At the Arrabawn Co-op AGM in Nenagh, John Moylan, Michael Kennedy, Tom Hogan and Liam Walsh Picture: Odhran Ducie
Arrabawn chairman Edward Carr has paid tribute to all, from suppliers to employees, who helped the co-op through an extremely challenging year.
Speaking at his first annual general meeting as chairman of the co-op, the Milestone, Thurles, dairy farmer said that every shoulder was to the wheel in what was a year with no shortage of extremes.
Mr Carr described 2018 as a “difficult year”.
“It was a year of extremes, particularly in a weather context. Yet there wasn’t a single milk collection missed,” he said.
Everyone dug deep. The co-op functioned as a co-op should across both the agri and processing divisions, ensuring farmers got maximum supports on the feed side and also price support for the last five months of the year, he said.
“This was particularly important as butter prices dropped significantly and there was a strong back end in the supply of milk. It was a strong test of the co-op but one passed with flying colours,” said Mr Carr.
CEO Conor Ryan told the AGM that milk supply continued to increase, with the co-op last year processing record volumes at 326 million litres - 38% more than it had in 2015.
It expected, he said, to be up a further 10% this year.
“The increase in volume has been dramatic over recent years but we’ve invested and that is now paying dividend as we are able to cater for the addition supply coming in. Last year was a challenge, and this year is a stretch again, but our investment in processing capacity through a second casein powder facility at our Nenagh plant will make all the difference,” said Mr Ryan.
This will be installed by October and will not alone allow Arrabawn to deal with extra milk supply but will put more milk into the higher value-added dairy ingredients market, he said.
“Overall, we are in a strong place,” he said. “Volumes are up and capacity is up but from a supplier perspective, a real positive is the growth in milk solids. Over the last three years, milk solids are up 41% but volume is up 38%. It reflects very well on our suppliers that they are increasing solids more than volume.

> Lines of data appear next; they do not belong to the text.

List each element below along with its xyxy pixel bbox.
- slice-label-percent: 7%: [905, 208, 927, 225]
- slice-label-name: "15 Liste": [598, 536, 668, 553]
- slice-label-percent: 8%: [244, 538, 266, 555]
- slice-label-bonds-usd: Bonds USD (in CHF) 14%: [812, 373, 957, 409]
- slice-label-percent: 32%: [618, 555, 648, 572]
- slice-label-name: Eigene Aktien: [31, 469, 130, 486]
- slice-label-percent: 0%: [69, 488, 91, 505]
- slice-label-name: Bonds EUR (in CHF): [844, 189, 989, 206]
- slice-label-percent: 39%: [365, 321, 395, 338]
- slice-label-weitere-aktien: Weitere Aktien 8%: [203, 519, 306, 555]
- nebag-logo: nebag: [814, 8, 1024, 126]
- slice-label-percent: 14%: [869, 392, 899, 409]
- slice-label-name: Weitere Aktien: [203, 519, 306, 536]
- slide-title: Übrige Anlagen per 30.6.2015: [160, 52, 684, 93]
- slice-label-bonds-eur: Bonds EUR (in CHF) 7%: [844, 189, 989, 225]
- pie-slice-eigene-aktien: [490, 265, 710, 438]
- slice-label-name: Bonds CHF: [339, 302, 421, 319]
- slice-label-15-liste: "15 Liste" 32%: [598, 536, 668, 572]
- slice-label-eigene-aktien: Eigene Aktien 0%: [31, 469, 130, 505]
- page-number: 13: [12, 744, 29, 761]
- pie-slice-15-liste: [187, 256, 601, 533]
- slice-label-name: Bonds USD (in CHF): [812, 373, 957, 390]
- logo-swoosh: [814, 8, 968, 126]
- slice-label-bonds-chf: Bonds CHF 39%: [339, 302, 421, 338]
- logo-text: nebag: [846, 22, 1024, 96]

“Dairying is not without its challenges and I am on record in relation to the environmental challenges, in particular, already. I am encouraged by the willingness of farmers to focus on sustainability more and more. From a co-op perspective, we are continuing to introduce new technologies to enhance sustainability. This includes our new casein plant, with environmental initiatives there set to reduce emissions by up to 40%.”